Realitas pahit ini diperkuat oleh kasus-kasus tragis seperti yang menimpa seorang anak perempuan berusia 13 tahun di Sukaraja, yang diduga menjadi korban kebejatan ayah tirinya sendiri. Data beberapa tahun terakhir juga menunjukkan tren peningkatan kekerasan terhadap anak perempuan di wilayah Sukabumi. Ini adalah darurat senyap yang terjadi di balik pintu-pintu rumah, di lorong-lorong yang seharusnya ramah anak.
Namun, di tengah realitas kelam inilah sebuah paradoks besar muncul.
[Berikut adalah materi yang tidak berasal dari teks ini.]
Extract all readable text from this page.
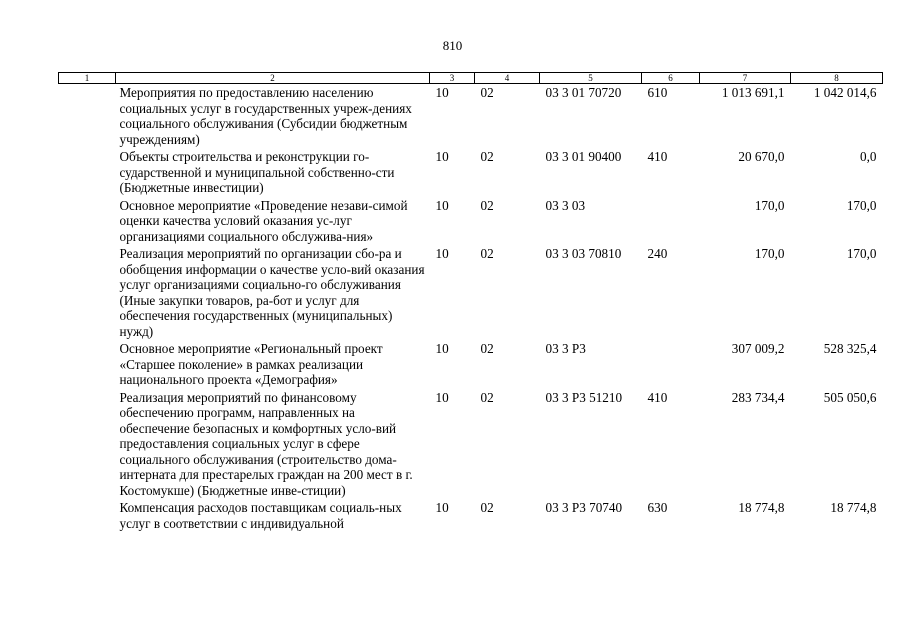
810
1	2	3	4	5	6	7	8
	Мероприятия по предоставлению населению социальных услуг в государственных учреж-дениях социального обслуживания (Субсидии бюджетным учреждениям)	10	02	03 3 01 70720	610	1 013 691,1	1 042 014,6
	Объекты строительства и реконструкции го-сударственной и муниципальной собственно-сти (Бюджетные инвестиции)	10	02	03 3 01 90400	410	20 670,0	0,0
	Основное мероприятие «Проведение незави-симой оценки качества условий оказания ус-луг организациями социального обслужива-ния»	10	02	03 3 03		170,0	170,0
	Реализация мероприятий по организации сбо-ра и обобщения информации о качестве усло-вий оказания услуг организациями социально-го обслуживания (Иные закупки товаров, ра-бот и услуг для обеспечения государственных (муниципальных) нужд)	10	02	03 3 03 70810	240	170,0	170,0
	Основное мероприятие «Региональный проект «Старшее поколение» в рамках реализации национального проекта «Демография»	10	02	03 3 Р3		307 009,2	528 325,4
	Реализация мероприятий по финансовому обеспечению программ, направленных на обеспечение безопасных и комфортных усло-вий предоставления социальных услуг в сфере социального обслуживания (строительство дома-интерната для престарелых граждан на 200 мест в г. Костомукше) (Бюджетные инве-стиции)	10	02	03 3 Р3 51210	410	283 734,4	505 050,6
	Компенсация расходов поставщикам социаль-ных услуг в соответствии с индивидуальной	10	02	03 3 Р3 70740	630	18 774,8	18 774,8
Pada Jumat, 8 Agustus 2025, di sebuah auditorium megah di Jakarta, Bupati Sukabumi Asep Japar dengan bangga menerima penghargaan Kabupaten Layak Anak (KLA) kategori Nindya dari Kementerian Pemberdayaan Perempuan dan Perlindungan Anak (PPPA). Penghargaan ini menandai konsistensi Sukabumi dalam memenuhi standar formal sebagai daerah layak anak.
Baca Juga: Raya Pergi dalam Sunyi: Balita Sukabumi yang Tumbuh di Tanah, Meninggal Digerogoti Cacing
Bagaimana sebuah daerah dengan catatan kasus kekerasan yang signifikan bisa secara konsisten dinobatkan sebagai 'Layak Anak'?
Jawabannya terletak pada kesenjangan antara apa yang tertulis di atas kertas dan apa yang terjadi di lapangan. Penghargaan KLA diukur berdasarkan 24 indikator dalam lima klaster yang mencakup kebijakan, kelembagaan, dan program. Ini adalah pengakuan atas kelengkapan sistem dan komitmen administratif pemerintah daerah. Pemkab Sukabumi, secara formal, telah berhasil membangun kerangka kerja yang dibutuhkan.
Masalahnya, kerangka kerja tersebut belum sepenuhnya efektif meresap ke akar rumput. Implementasi di lapangan menghadapi tantangan berat: dari kompleksitas penanganan kasus yang melibatkan korban anak, hingga faktor budaya di mana kekerasan sering dianggap aib keluarga dan diselesaikan secara non-hukum. Sistem yang tampak sempurna di atas kertas menjadi rapuh saat dihadapkan pada realitas sosial yang kompleks.
Oleh karena itu, penghargaan KLA Nindya 2025 seharusnya tidak dipandang sebagai sebuah perayaan kemenangan, melainkan sebagai sebuah mandat dan tanggung jawab yang lebih berat. Piagam ini bukanlah garis finis, melainkan pengingat keras bahwa semua sistem dan kebijakan yang telah dibangun harus diuji efektivitasnya dengan satu ukuran: menurunnya angka kekerasan anak.
Keberhasilan sejati bukanlah saat piagam diterima, tetapi saat setiap anak di Sukabumi bisa hidup tanpa rasa takut, baik di rumah maupun di lingkungannya.
Pemerintah Kabupaten Sukabumi kini memegang pengakuan formal di satu tangan, dan jeritan sunyi anak-anaknya di tangan yang lain. Saatnya mengubah predikat Nindya menjadi perlindungan nyata, memastikan tidak ada lagi anak yang menjadi korban di tanah yang bergelar "Layak Anak".